Season 01. By the numbers

The very white Will Kuluva, born in Kansas City, plays racketeer Philip Lo in this episode. His makeup is hideous. His younger brother Johnny is played by Randall Kim, who was born in South Korea in 1943, so he was around 25 in 1968. Kuluva was born in 1917, making him 51.


Season 01. Face of the Dragon

David Opatoshu does an Alec Guinness or Peter Sellers playing the Asian patriarch Shen Yu-Lan (badly -- but not as bad as his performance in A Matter of Mutual Concern – see below). Opatoshu wears a Chinese "costume" in the show and has a beard.
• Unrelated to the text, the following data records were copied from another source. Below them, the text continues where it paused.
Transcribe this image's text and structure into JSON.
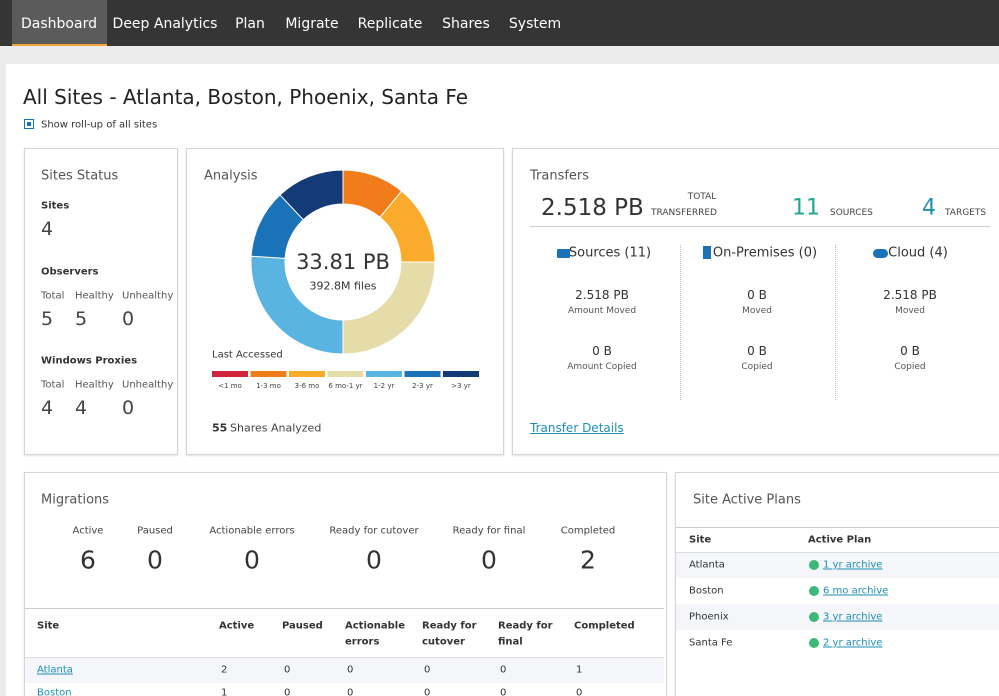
{
  "nav": [
    "Dashboard",
    "Deep Analytics",
    "Plan",
    "Migrate",
    "Replicate",
    "Shares",
    "System"
  ],
  "title": "All Sites - Atlanta, Boston, Phoenix, Santa Fe",
  "rollup": "Show roll-up of all sites",
  "sites_status": {
    "title": "Sites Status",
    "sites_label": "Sites",
    "sites_value": 4,
    "groups": [
      {
        "label": "Observers",
        "columns": [
          "Total",
          "Healthy",
          "Unhealthy"
        ],
        "values": [
          5,
          5,
          0
        ]
      },
      {
        "label": "Windows Proxies",
        "columns": [
          "Total",
          "Healthy",
          "Unhealthy"
        ],
        "values": [
          4,
          4,
          0
        ]
      }
    ]
  },
  "analysis": {
    "title": "Analysis",
    "total": "33.81 PB",
    "files": "392.8M files",
    "legend_title": "Last Accessed",
    "chart_data": {
      "type": "pie",
      "categories": [
        "<1 mo",
        "1-3 mo",
        "3-6 mo",
        "6 mo-1 yr",
        "1-2 yr",
        "2-3 yr",
        ">3 yr"
      ],
      "values": [
        0,
        11,
        14,
        25,
        26,
        12,
        12
      ],
      "colors": [
        "#d0253a",
        "#f07d1a",
        "#fbab2c",
        "#e6dcaa",
        "#5ab4e2",
        "#1a72b8",
        "#143a78"
      ]
    },
    "shares_count": 55,
    "shares_label": "Shares Analyzed"
  },
  "transfers": {
    "title": "Transfers",
    "total": "2.518 PB",
    "total_label": [
      "TOTAL",
      "TRANSFERRED"
    ],
    "sources": 11,
    "sources_label": "SOURCES",
    "targets": 4,
    "targets_label": "TARGETS",
    "columns": [
      {
        "title": "Sources (11)",
        "rows": [
          {
            "value": "2.518 PB",
            "label": "Amount Moved"
          },
          {
            "value": "0 B",
            "label": "Amount Copied"
          }
        ]
      },
      {
        "title": "On-Premises (0)",
        "rows": [
          {
            "value": "0 B",
            "label": "Moved"
          },
          {
            "value": "0 B",
            "label": "Copied"
          }
        ]
      },
      {
        "title": "Cloud (4)",
        "rows": [
          {
            "value": "2.518 PB",
            "label": "Moved"
          },
          {
            "value": "0 B",
            "label": "Copied"
          }
        ]
      }
    ],
    "link": "Transfer Details"
  },
  "migrations": {
    "title": "Migrations",
    "summary": [
      {
        "label": "Active",
        "value": 6
      },
      {
        "label": "Paused",
        "value": 0
      },
      {
        "label": "Actionable errors",
        "value": 0
      },
      {
        "label": "Ready for cutover",
        "value": 0
      },
      {
        "label": "Ready for final",
        "value": 0
      },
      {
        "label": "Completed",
        "value": 2
      }
    ],
    "table": {
      "header": [
        "Site",
        "Active",
        "Paused",
        [
          "Actionable",
          "errors"
        ],
        [
          "Ready for",
          "cutover"
        ],
        [
          "Ready for",
          "final"
        ],
        "Completed"
      ],
      "rows": [
        [
          "Atlanta",
          2,
          0,
          0,
          0,
          0,
          1
        ],
        [
          "Boston",
          1,
          0,
          0,
          0,
          0,
          0
        ]
      ]
    }
  },
  "plans": {
    "title": "Site Active Plans",
    "header": [
      "Site",
      "Active Plan"
    ],
    "rows": [
      [
        "Atlanta",
        "1 yr archive"
      ],
      [
        "Boston",
        "6 mo archive"
      ],
      [
        "Phoenix",
        "3 yr archive"
      ],
      [
        "Santa Fe",
        "2 yr archive"
      ]
    ]
  }
}
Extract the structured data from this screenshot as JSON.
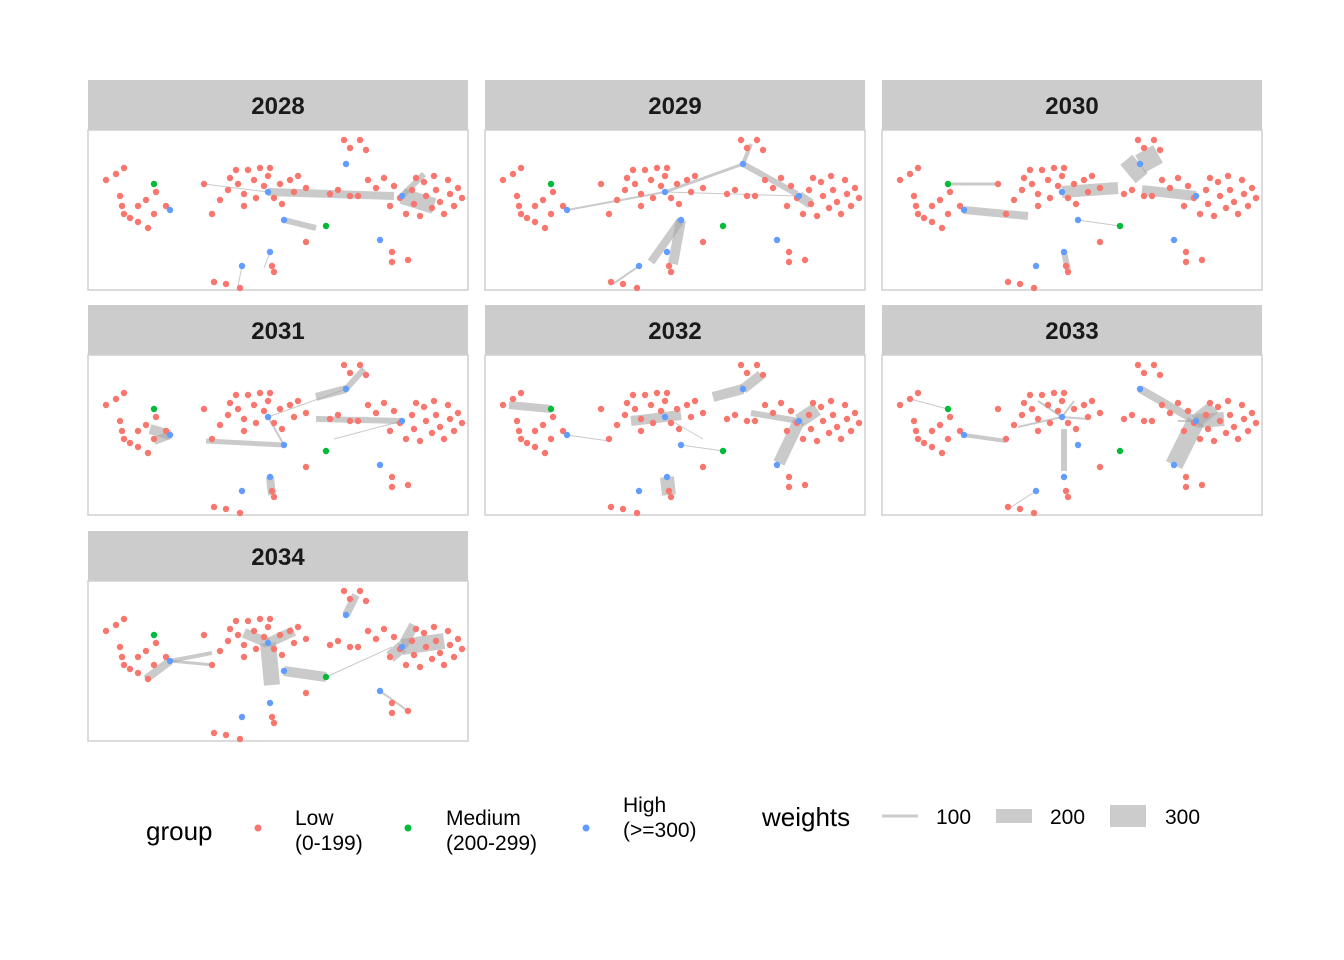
{
  "chart_data": {
    "type": "network",
    "facets": [
      "2028",
      "2029",
      "2030",
      "2031",
      "2032",
      "2033",
      "2034"
    ],
    "node_groups": [
      {
        "key": "Low",
        "label_lines": [
          "Low",
          "(0-199)"
        ],
        "color": "#F8766D"
      },
      {
        "key": "Medium",
        "label_lines": [
          "Medium",
          "(200-299)"
        ],
        "color": "#00BA38"
      },
      {
        "key": "High",
        "label_lines": [
          "High",
          "(>=300)"
        ],
        "color": "#619CFF"
      }
    ],
    "legend": {
      "group_title": "group",
      "weights_title": "weights",
      "weights_values": [
        "100",
        "200",
        "300"
      ],
      "position": "bottom"
    },
    "edge_color": "#a6a6a6",
    "panel_background": "#ffffff",
    "strip_background": "#cccccc"
  }
}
Season 02. To Hell with Babe Ruth

I have no idea why the producers chose Mark Lenard of Star Trek fame to portray escaped mental patient Yoshio Nagata. He doesn't fill any of the bill with his jerky movements, horrible orange makeup (in some shots he looks more like a burn victim) and terrible accent. However, he pales in comparison (no pun intended) beside Will Kuluva as Yuko Takuma, the Japanese clock shop owner. Kuluva already appeared in Asian guise as Philip Lo in By The Numbers, an equally wretched performance. (There are some interesting parallels between this show and the third episode of Hawaiian Eye (a precursor to Five-O by about 10 years -- in fact, the earlier episode was broadcast almost exactly 10 years before). It also involves an escaped mental patient who is played by the Japanese character actor Yuki Shimoda, who does a very good job.)


Season 02.Which way did they go?

Philip Pine plays Toshi Nomuru, boss of a currency exchange -- his Asian makeup is ghastly.


Season 03. The Late John Louisiana

Alfred Ryder plays the Fu Manchu-moustached Asian Harry Quon, who is into "gambling, prostitution, smack, [and] shakedowns" according to McGarrett, and is barely passable in this role as an Asian. Ryder's character does identify himself as "hapa-haole," meaning "half white."


Season 03. The Gunrunner

Local "businessman" Bajano, who is very sleazy, is played by Philip Pine, who had experience in Which Way Did They Go, playing another "Asian" (as in this episode, not particularly well).


Season 04. A Matter of Mutual Concern

David Opatoshu appears as gang boss Li Wing. Unlike in Face of the Dragon, where Opatoshu, pretending to be Chinese, was given some moderately passable makeup as well as Chinese dress, here he has no makeup at all, aside from his white hair. Trying to accept this guy as Asian really pushes "suspension of disbelief" into another galaxy! This episode is full of racist words, by the way, though they are all uttered by various "ethnic" characters.


Season 04. Is This Any Way to Run a Paradise

Richard Morrison, who plays the Asian Lai Han, appeared in the previous season's episode The Last Eden, also an ecologically-themed show. There he played a white professor. He plays the white warden of Oahu State Prison in the fourth season episode after this one.